Меня даже на военной комиссии забраковали. Врачи не нашли у меня никаких отклонений в здоровье, однако врач, подписывающий последнее заключение, долго сомневался, какой вердикт поставить. В итоге он сделал вывод: «Негоден». На мой возмущенный вопрос «почему» он ответил:
– Армия делает из мальчика мужчину, а из тебя… На тебя ни одна каска не налезет. Квадратных касок в армии нет. Я понимаю, что армия – это не конкурс красоты, но у нее все же должно быть какое-то лицо. Ну, ты понимаешь. Только враг может выглядеть так, как ты.
В принципе, я был готов к одиночеству. Два десятка лет насмешек убедили меня в решении не ждать от противоположного пола внимания. Практичная часть моего разума также пыталась убедить меня в том, что такие морфологические гены не стоит передавать по наследству. Я, как выбраковка человеческого социума, собирался прожить свою жизнь изолированно, предаваясь мелким эгоистичным радостям.
Я ходил в тренажерку, чтобы исправить хотя бы то, что можно. Фигура у меня была обыкновенная, и занятия спортом придали ей подтянутости. Со спины я был ничего, но горе той девушке, которая спешила меня обогнать, чтобы проверить, какое лицо прилагается к этой фигуре. Сколько их споткнулось на ровном месте от эффекта неожиданности! Впору было ставить на себе зарубки за «сбитых» девушек.
И вот, когда я совсем не ждал сюрпризов, судьба преподнесла мне один из них. Все случилось вечером пятницы. Я вышел из тренажерного зала и собирался по дороге домой зайти в магазин купить себе сока, а матери кефира. Она в который раз сидела на какой-то диете и потребляла его в невероятном количестве. Ее уже пучило, но она все равно упорно давилась кисломолочным продуктом и мучила весы, гипнотизируя стрелку.

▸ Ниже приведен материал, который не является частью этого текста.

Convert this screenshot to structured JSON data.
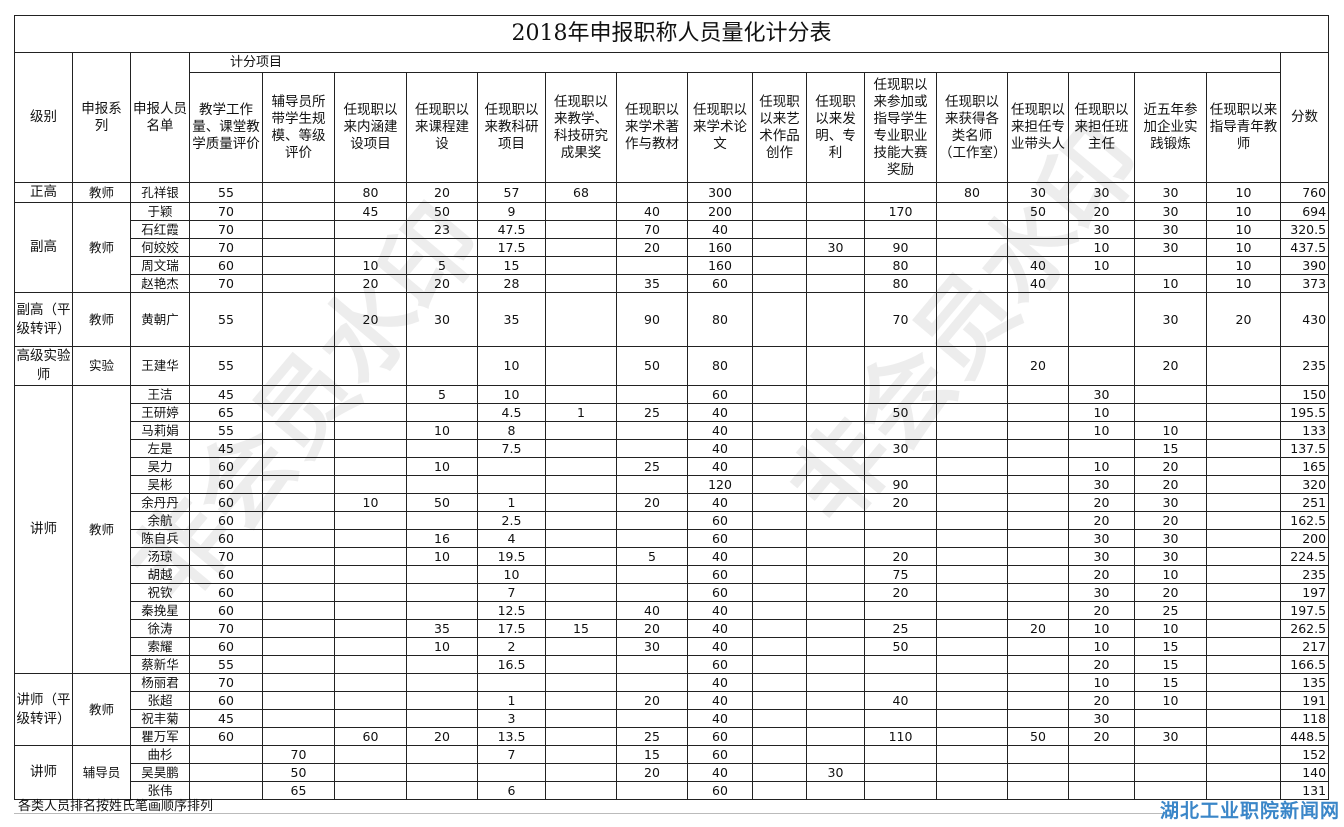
{
  "title": "2018年申报职称人员量化计分表",
  "group_header": "计分项目",
  "headers": {
    "level": "级别",
    "series": "申报系列",
    "name": "申报人员名单",
    "items": [
      "教学工作量、课堂教学质量评价",
      "辅导员所带学生规模、等级评价",
      "任现职以来内涵建设项目",
      "任现职以来课程建设",
      "任现职以来教科研项目",
      "任现职以来教学、科技研究成果奖",
      "任现职以来学术著作与教材",
      "任现职以来学术论文",
      "任现职以来艺术作品创作",
      "任现职以来发明、专利",
      "任现职以来参加或指导学生专业职业技能大赛奖励",
      "任现职以来获得各类名师（工作室）",
      "任现职以来担任专业带头人",
      "任现职以来担任班主任",
      "近五年参加企业实践锻炼",
      "任现职以来指导青年教师"
    ],
    "total": "分数"
  },
  "groups": [
    {
      "level": "正高",
      "series": "教师",
      "people": [
        {
          "name": "孔祥银",
          "scores": [
            "55",
            "",
            "80",
            "20",
            "57",
            "68",
            "",
            "300",
            "",
            "",
            "",
            "80",
            "30",
            "30",
            "30",
            "10"
          ],
          "total": "760"
        }
      ]
    },
    {
      "level": "副高",
      "series": "教师",
      "people": [
        {
          "name": "于颖",
          "scores": [
            "70",
            "",
            "45",
            "50",
            "9",
            "",
            "40",
            "200",
            "",
            "",
            "170",
            "",
            "50",
            "20",
            "30",
            "10"
          ],
          "total": "694"
        },
        {
          "name": "石红霞",
          "scores": [
            "70",
            "",
            "",
            "23",
            "47.5",
            "",
            "70",
            "40",
            "",
            "",
            "",
            "",
            "",
            "30",
            "30",
            "10"
          ],
          "total": "320.5"
        },
        {
          "name": "何姣姣",
          "scores": [
            "70",
            "",
            "",
            "",
            "17.5",
            "",
            "20",
            "160",
            "",
            "30",
            "90",
            "",
            "",
            "10",
            "30",
            "10"
          ],
          "total": "437.5"
        },
        {
          "name": "周文瑞",
          "scores": [
            "60",
            "",
            "10",
            "5",
            "15",
            "",
            "",
            "160",
            "",
            "",
            "80",
            "",
            "40",
            "10",
            "",
            "10"
          ],
          "total": "390"
        },
        {
          "name": "赵艳杰",
          "scores": [
            "70",
            "",
            "20",
            "20",
            "28",
            "",
            "35",
            "60",
            "",
            "",
            "80",
            "",
            "40",
            "",
            "10",
            "10"
          ],
          "total": "373"
        }
      ]
    },
    {
      "level": "副高（平级转评）",
      "series": "教师",
      "people": [
        {
          "name": "黄朝广",
          "scores": [
            "55",
            "",
            "20",
            "30",
            "35",
            "",
            "90",
            "80",
            "",
            "",
            "70",
            "",
            "",
            "",
            "30",
            "20"
          ],
          "total": "430"
        }
      ]
    },
    {
      "level": "高级实验师",
      "series": "实验",
      "people": [
        {
          "name": "王建华",
          "scores": [
            "55",
            "",
            "",
            "",
            "10",
            "",
            "50",
            "80",
            "",
            "",
            "",
            "",
            "20",
            "",
            "20",
            ""
          ],
          "total": "235"
        }
      ]
    },
    {
      "level": "讲师",
      "series": "教师",
      "people": [
        {
          "name": "王洁",
          "scores": [
            "45",
            "",
            "",
            "5",
            "10",
            "",
            "",
            "60",
            "",
            "",
            "",
            "",
            "",
            "30",
            "",
            ""
          ],
          "total": "150"
        },
        {
          "name": "王研婷",
          "scores": [
            "65",
            "",
            "",
            "",
            "4.5",
            "1",
            "25",
            "40",
            "",
            "",
            "50",
            "",
            "",
            "10",
            "",
            ""
          ],
          "total": "195.5"
        },
        {
          "name": "马莉娟",
          "scores": [
            "55",
            "",
            "",
            "10",
            "8",
            "",
            "",
            "40",
            "",
            "",
            "",
            "",
            "",
            "10",
            "10",
            ""
          ],
          "total": "133"
        },
        {
          "name": "左是",
          "scores": [
            "45",
            "",
            "",
            "",
            "7.5",
            "",
            "",
            "40",
            "",
            "",
            "30",
            "",
            "",
            "",
            "15",
            ""
          ],
          "total": "137.5"
        },
        {
          "name": "吴力",
          "scores": [
            "60",
            "",
            "",
            "10",
            "",
            "",
            "25",
            "40",
            "",
            "",
            "",
            "",
            "",
            "10",
            "20",
            ""
          ],
          "total": "165"
        },
        {
          "name": "吴彬",
          "scores": [
            "60",
            "",
            "",
            "",
            "",
            "",
            "",
            "120",
            "",
            "",
            "90",
            "",
            "",
            "30",
            "20",
            ""
          ],
          "total": "320"
        },
        {
          "name": "余丹丹",
          "scores": [
            "60",
            "",
            "10",
            "50",
            "1",
            "",
            "20",
            "40",
            "",
            "",
            "20",
            "",
            "",
            "20",
            "30",
            ""
          ],
          "total": "251"
        },
        {
          "name": "余航",
          "scores": [
            "60",
            "",
            "",
            "",
            "2.5",
            "",
            "",
            "60",
            "",
            "",
            "",
            "",
            "",
            "20",
            "20",
            ""
          ],
          "total": "162.5"
        },
        {
          "name": "陈自兵",
          "scores": [
            "60",
            "",
            "",
            "16",
            "4",
            "",
            "",
            "60",
            "",
            "",
            "",
            "",
            "",
            "30",
            "30",
            ""
          ],
          "total": "200"
        },
        {
          "name": "汤琼",
          "scores": [
            "70",
            "",
            "",
            "10",
            "19.5",
            "",
            "5",
            "40",
            "",
            "",
            "20",
            "",
            "",
            "30",
            "30",
            ""
          ],
          "total": "224.5"
        },
        {
          "name": "胡越",
          "scores": [
            "60",
            "",
            "",
            "",
            "10",
            "",
            "",
            "60",
            "",
            "",
            "75",
            "",
            "",
            "20",
            "10",
            ""
          ],
          "total": "235"
        },
        {
          "name": "祝钦",
          "scores": [
            "60",
            "",
            "",
            "",
            "7",
            "",
            "",
            "60",
            "",
            "",
            "20",
            "",
            "",
            "30",
            "20",
            ""
          ],
          "total": "197"
        },
        {
          "name": "秦挽星",
          "scores": [
            "60",
            "",
            "",
            "",
            "12.5",
            "",
            "40",
            "40",
            "",
            "",
            "",
            "",
            "",
            "20",
            "25",
            ""
          ],
          "total": "197.5"
        },
        {
          "name": "徐涛",
          "scores": [
            "70",
            "",
            "",
            "35",
            "17.5",
            "15",
            "20",
            "40",
            "",
            "",
            "25",
            "",
            "20",
            "10",
            "10",
            ""
          ],
          "total": "262.5"
        },
        {
          "name": "索耀",
          "scores": [
            "60",
            "",
            "",
            "10",
            "2",
            "",
            "30",
            "40",
            "",
            "",
            "50",
            "",
            "",
            "10",
            "15",
            ""
          ],
          "total": "217"
        },
        {
          "name": "蔡新华",
          "scores": [
            "55",
            "",
            "",
            "",
            "16.5",
            "",
            "",
            "60",
            "",
            "",
            "",
            "",
            "",
            "20",
            "15",
            ""
          ],
          "total": "166.5"
        }
      ]
    },
    {
      "level": "讲师（平级转评）",
      "series": "教师",
      "people": [
        {
          "name": "杨丽君",
          "scores": [
            "70",
            "",
            "",
            "",
            "",
            "",
            "",
            "40",
            "",
            "",
            "",
            "",
            "",
            "10",
            "15",
            ""
          ],
          "total": "135"
        },
        {
          "name": "张超",
          "scores": [
            "60",
            "",
            "",
            "",
            "1",
            "",
            "20",
            "40",
            "",
            "",
            "40",
            "",
            "",
            "20",
            "10",
            ""
          ],
          "total": "191"
        },
        {
          "name": "祝丰菊",
          "scores": [
            "45",
            "",
            "",
            "",
            "3",
            "",
            "",
            "40",
            "",
            "",
            "",
            "",
            "",
            "30",
            "",
            ""
          ],
          "total": "118"
        },
        {
          "name": "瞿万军",
          "scores": [
            "60",
            "",
            "60",
            "20",
            "13.5",
            "",
            "25",
            "60",
            "",
            "",
            "110",
            "",
            "50",
            "20",
            "30",
            ""
          ],
          "total": "448.5"
        }
      ]
    },
    {
      "level": "讲师",
      "series": "辅导员",
      "people": [
        {
          "name": "曲杉",
          "scores": [
            "",
            "70",
            "",
            "",
            "7",
            "",
            "15",
            "60",
            "",
            "",
            "",
            "",
            "",
            "",
            "",
            ""
          ],
          "total": "152"
        },
        {
          "name": "吴昊鹏",
          "scores": [
            "",
            "50",
            "",
            "",
            "",
            "",
            "20",
            "40",
            "",
            "30",
            "",
            "",
            "",
            "",
            "",
            ""
          ],
          "total": "140"
        },
        {
          "name": "张伟",
          "scores": [
            "",
            "65",
            "",
            "",
            "6",
            "",
            "",
            "60",
            "",
            "",
            "",
            "",
            "",
            "",
            "",
            ""
          ],
          "total": "131"
        }
      ]
    }
  ],
  "footer_note": "各类人员排名按姓氏笔画顺序排列",
  "watermark": "非会员水印",
  "logo": "湖北工业职院新闻网",
  "colors": {
    "border": "#222222",
    "logo": "#3a86c8"
  }
}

– Мама, чтобы похудеть, надо просто не есть, а не, как вы, обжираться этим кефиром.
– Много ты понимаешь, сынок. Профессора советуют. Там почти нет калорий.
С другой стороны, это занятие занимало и развлекало ее.

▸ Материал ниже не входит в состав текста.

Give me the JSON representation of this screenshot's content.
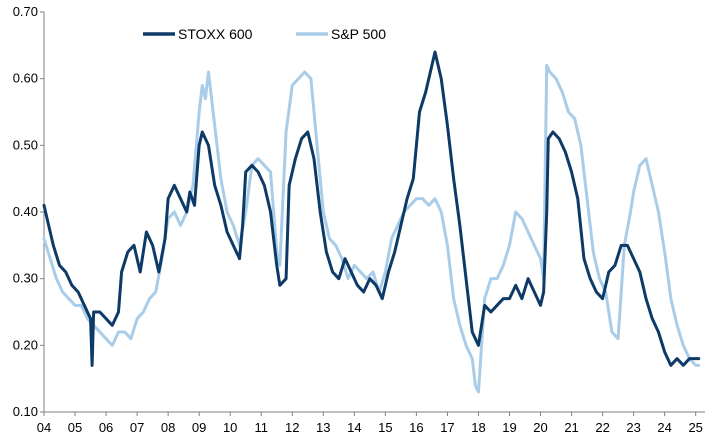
{
  "chart_data": {
    "type": "line",
    "title": "",
    "xlabel": "",
    "ylabel": "",
    "xlim": [
      2004.0,
      2025.3
    ],
    "ylim": [
      0.1,
      0.7
    ],
    "y_ticks": [
      "0.10",
      "0.20",
      "0.30",
      "0.40",
      "0.50",
      "0.60",
      "0.70"
    ],
    "x_ticks": [
      {
        "label": "04",
        "x": 2004
      },
      {
        "label": "05",
        "x": 2005
      },
      {
        "label": "06",
        "x": 2006
      },
      {
        "label": "07",
        "x": 2007
      },
      {
        "label": "08",
        "x": 2008
      },
      {
        "label": "09",
        "x": 2009
      },
      {
        "label": "10",
        "x": 2010
      },
      {
        "label": "11",
        "x": 2011
      },
      {
        "label": "12",
        "x": 2012
      },
      {
        "label": "13",
        "x": 2013
      },
      {
        "label": "14",
        "x": 2014
      },
      {
        "label": "15",
        "x": 2015
      },
      {
        "label": "16",
        "x": 2016
      },
      {
        "label": "17",
        "x": 2017
      },
      {
        "label": "18",
        "x": 2018
      },
      {
        "label": "19",
        "x": 2019
      },
      {
        "label": "20",
        "x": 2020
      },
      {
        "label": "21",
        "x": 2021
      },
      {
        "label": "22",
        "x": 2022
      },
      {
        "label": "23",
        "x": 2023
      },
      {
        "label": "24",
        "x": 2024
      },
      {
        "label": "25",
        "x": 2025
      }
    ],
    "grid": false,
    "legend_position": "top-left",
    "series": [
      {
        "name": "STOXX 600",
        "color": "#0d3a66",
        "x": [
          2004.0,
          2004.1,
          2004.3,
          2004.5,
          2004.7,
          2004.9,
          2005.1,
          2005.3,
          2005.5,
          2005.55,
          2005.6,
          2005.8,
          2006.0,
          2006.2,
          2006.4,
          2006.5,
          2006.7,
          2006.9,
          2007.1,
          2007.3,
          2007.5,
          2007.7,
          2007.9,
          2008.0,
          2008.2,
          2008.4,
          2008.6,
          2008.7,
          2008.85,
          2009.0,
          2009.1,
          2009.3,
          2009.5,
          2009.7,
          2009.9,
          2010.1,
          2010.3,
          2010.4,
          2010.5,
          2010.7,
          2010.9,
          2011.1,
          2011.3,
          2011.5,
          2011.6,
          2011.8,
          2011.9,
          2012.1,
          2012.3,
          2012.5,
          2012.7,
          2012.9,
          2013.1,
          2013.3,
          2013.5,
          2013.7,
          2013.9,
          2014.1,
          2014.3,
          2014.5,
          2014.7,
          2014.9,
          2015.1,
          2015.3,
          2015.5,
          2015.7,
          2015.9,
          2016.1,
          2016.3,
          2016.45,
          2016.6,
          2016.8,
          2017.0,
          2017.2,
          2017.4,
          2017.6,
          2017.8,
          2018.0,
          2018.2,
          2018.4,
          2018.6,
          2018.8,
          2019.0,
          2019.2,
          2019.4,
          2019.6,
          2019.8,
          2020.0,
          2020.1,
          2020.2,
          2020.25,
          2020.4,
          2020.6,
          2020.8,
          2021.0,
          2021.2,
          2021.4,
          2021.6,
          2021.8,
          2022.0,
          2022.2,
          2022.4,
          2022.6,
          2022.8,
          2023.0,
          2023.2,
          2023.4,
          2023.6,
          2023.8,
          2024.0,
          2024.2,
          2024.4,
          2024.6,
          2024.8,
          2025.0,
          2025.1
        ],
        "values": [
          0.41,
          0.39,
          0.35,
          0.32,
          0.31,
          0.29,
          0.28,
          0.26,
          0.24,
          0.17,
          0.25,
          0.25,
          0.24,
          0.23,
          0.25,
          0.31,
          0.34,
          0.35,
          0.31,
          0.37,
          0.35,
          0.31,
          0.36,
          0.42,
          0.44,
          0.42,
          0.4,
          0.43,
          0.41,
          0.5,
          0.52,
          0.5,
          0.44,
          0.41,
          0.37,
          0.35,
          0.33,
          0.38,
          0.46,
          0.47,
          0.46,
          0.44,
          0.4,
          0.32,
          0.29,
          0.3,
          0.44,
          0.48,
          0.51,
          0.52,
          0.48,
          0.4,
          0.34,
          0.31,
          0.3,
          0.33,
          0.31,
          0.29,
          0.28,
          0.3,
          0.29,
          0.27,
          0.31,
          0.34,
          0.38,
          0.42,
          0.45,
          0.55,
          0.58,
          0.61,
          0.64,
          0.6,
          0.53,
          0.45,
          0.38,
          0.3,
          0.22,
          0.2,
          0.26,
          0.25,
          0.26,
          0.27,
          0.27,
          0.29,
          0.27,
          0.3,
          0.28,
          0.26,
          0.28,
          0.4,
          0.51,
          0.52,
          0.51,
          0.49,
          0.46,
          0.42,
          0.33,
          0.3,
          0.28,
          0.27,
          0.31,
          0.32,
          0.35,
          0.35,
          0.33,
          0.31,
          0.27,
          0.24,
          0.22,
          0.19,
          0.17,
          0.18,
          0.17,
          0.18,
          0.18,
          0.18
        ]
      },
      {
        "name": "S&P 500",
        "color": "#a9cde8",
        "x": [
          2004.0,
          2004.2,
          2004.4,
          2004.6,
          2004.8,
          2005.0,
          2005.2,
          2005.4,
          2005.6,
          2005.8,
          2006.0,
          2006.2,
          2006.4,
          2006.6,
          2006.8,
          2007.0,
          2007.2,
          2007.4,
          2007.6,
          2007.8,
          2008.0,
          2008.2,
          2008.4,
          2008.6,
          2008.8,
          2009.0,
          2009.1,
          2009.2,
          2009.3,
          2009.5,
          2009.7,
          2009.9,
          2010.1,
          2010.3,
          2010.5,
          2010.7,
          2010.9,
          2011.1,
          2011.3,
          2011.5,
          2011.6,
          2011.8,
          2012.0,
          2012.2,
          2012.4,
          2012.6,
          2012.8,
          2013.0,
          2013.2,
          2013.4,
          2013.6,
          2013.8,
          2014.0,
          2014.2,
          2014.4,
          2014.6,
          2014.8,
          2015.0,
          2015.2,
          2015.4,
          2015.6,
          2015.8,
          2016.0,
          2016.2,
          2016.4,
          2016.6,
          2016.8,
          2017.0,
          2017.2,
          2017.4,
          2017.6,
          2017.8,
          2017.9,
          2018.0,
          2018.2,
          2018.4,
          2018.6,
          2018.8,
          2019.0,
          2019.2,
          2019.4,
          2019.6,
          2019.8,
          2020.0,
          2020.1,
          2020.2,
          2020.3,
          2020.5,
          2020.7,
          2020.9,
          2021.1,
          2021.3,
          2021.5,
          2021.7,
          2021.9,
          2022.1,
          2022.3,
          2022.5,
          2022.7,
          2022.9,
          2023.0,
          2023.2,
          2023.4,
          2023.6,
          2023.8,
          2024.0,
          2024.2,
          2024.4,
          2024.6,
          2024.8,
          2025.0,
          2025.1
        ],
        "values": [
          0.36,
          0.33,
          0.3,
          0.28,
          0.27,
          0.26,
          0.26,
          0.24,
          0.23,
          0.22,
          0.21,
          0.2,
          0.22,
          0.22,
          0.21,
          0.24,
          0.25,
          0.27,
          0.28,
          0.33,
          0.39,
          0.4,
          0.38,
          0.4,
          0.44,
          0.55,
          0.59,
          0.57,
          0.61,
          0.53,
          0.45,
          0.4,
          0.38,
          0.35,
          0.4,
          0.47,
          0.48,
          0.47,
          0.46,
          0.34,
          0.32,
          0.52,
          0.59,
          0.6,
          0.61,
          0.6,
          0.5,
          0.4,
          0.36,
          0.35,
          0.33,
          0.3,
          0.32,
          0.31,
          0.3,
          0.31,
          0.28,
          0.31,
          0.36,
          0.38,
          0.4,
          0.41,
          0.42,
          0.42,
          0.41,
          0.42,
          0.4,
          0.35,
          0.27,
          0.23,
          0.2,
          0.18,
          0.14,
          0.13,
          0.27,
          0.3,
          0.3,
          0.32,
          0.35,
          0.4,
          0.39,
          0.37,
          0.35,
          0.33,
          0.3,
          0.62,
          0.61,
          0.6,
          0.58,
          0.55,
          0.54,
          0.5,
          0.42,
          0.34,
          0.3,
          0.28,
          0.22,
          0.21,
          0.35,
          0.4,
          0.43,
          0.47,
          0.48,
          0.44,
          0.4,
          0.34,
          0.27,
          0.23,
          0.2,
          0.18,
          0.17,
          0.17
        ]
      }
    ]
  }
}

На улице стояла душная жара. Я вынул из сумки полотенце, чтобы вытереть вспотевшее лицо и шею. Тело еще оставалось разгоряченным после тренировки и мгновенно реагировало на погоду. Не знаю, в какой момент ко мне подошла девушка, но едва я вытер лицо и убрал полотенце, она уже оказалась рядом. Ее внешность вызвала у меня кратковременный паралич всех органов. Она была сногсшибательна. Я бы даже сказал, неземной красоты.
Такого фигурного разреза глаз я не встречал прежде. Глаза большие, но в меру, а вот радужная оболочка, окрашенная в струящиеся цвета от бирюзового до синего и казавшаяся наполненной перламутровой жидкостью, была больше, чем у обычного человека. Взгляд девушки гипнотизировал. Какие-то мгновения она просто улыбалась и смотрела на меня, а я замер, как кролик перед удавом, и не шевелился. Только одинокая мысль «Ух ты!» носилась по черепной коробке, звонко стукаясь о ее стенки.

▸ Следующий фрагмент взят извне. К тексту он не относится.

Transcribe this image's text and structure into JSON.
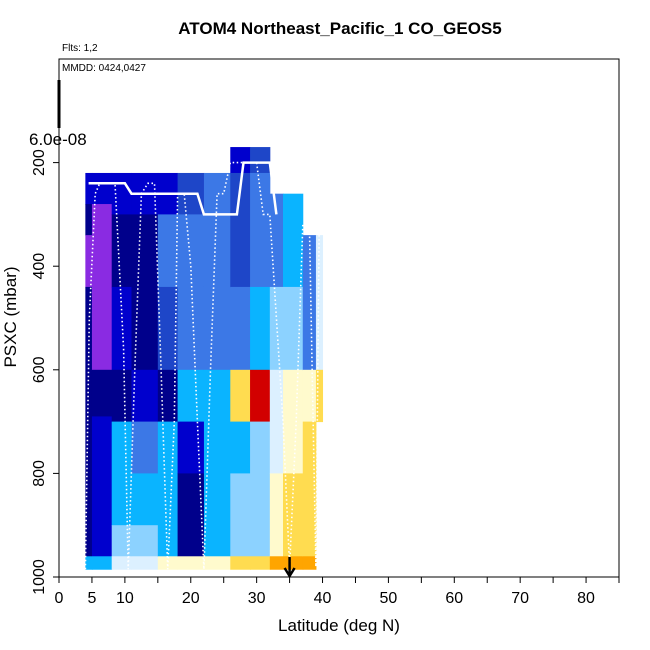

С остальными частями лица и фигурой у незнакомки тоже был полный порядок. Она это знала и в противовес моей закомплексованности выглядела расслабленной.
– Привет, меня зовут Эрла, – произнесла она знакомые слова, но так, будто я услышал их от иностранца.
Да еще и имя показалось мне совсем необычным, но оно ей шло. Ни одно из тех, которыми называли девочек в моем окружении, ей бы не подошло.
– А, хм… так, так, так. Вий. А-а-а, Виктор. Меня зовут Виктор.
– А я тебя жду, – продолжила она буднично, будто мы до этого уже были знакомы.
– Зачем? – В моем положении можно было и не задавать этот вопрос.
– Пойдем в парк, поговорим спокойно в более подходящем месте, – предложила она.
Ее непонятное желание пообщаться как-то охладило меня. Появился даже легкий страх, что меня хотят использовать, подговорить на какое-то гнусное дельце, предполагая, что такой некрасивый юноша не устоит перед чарами и согласится на что угодно.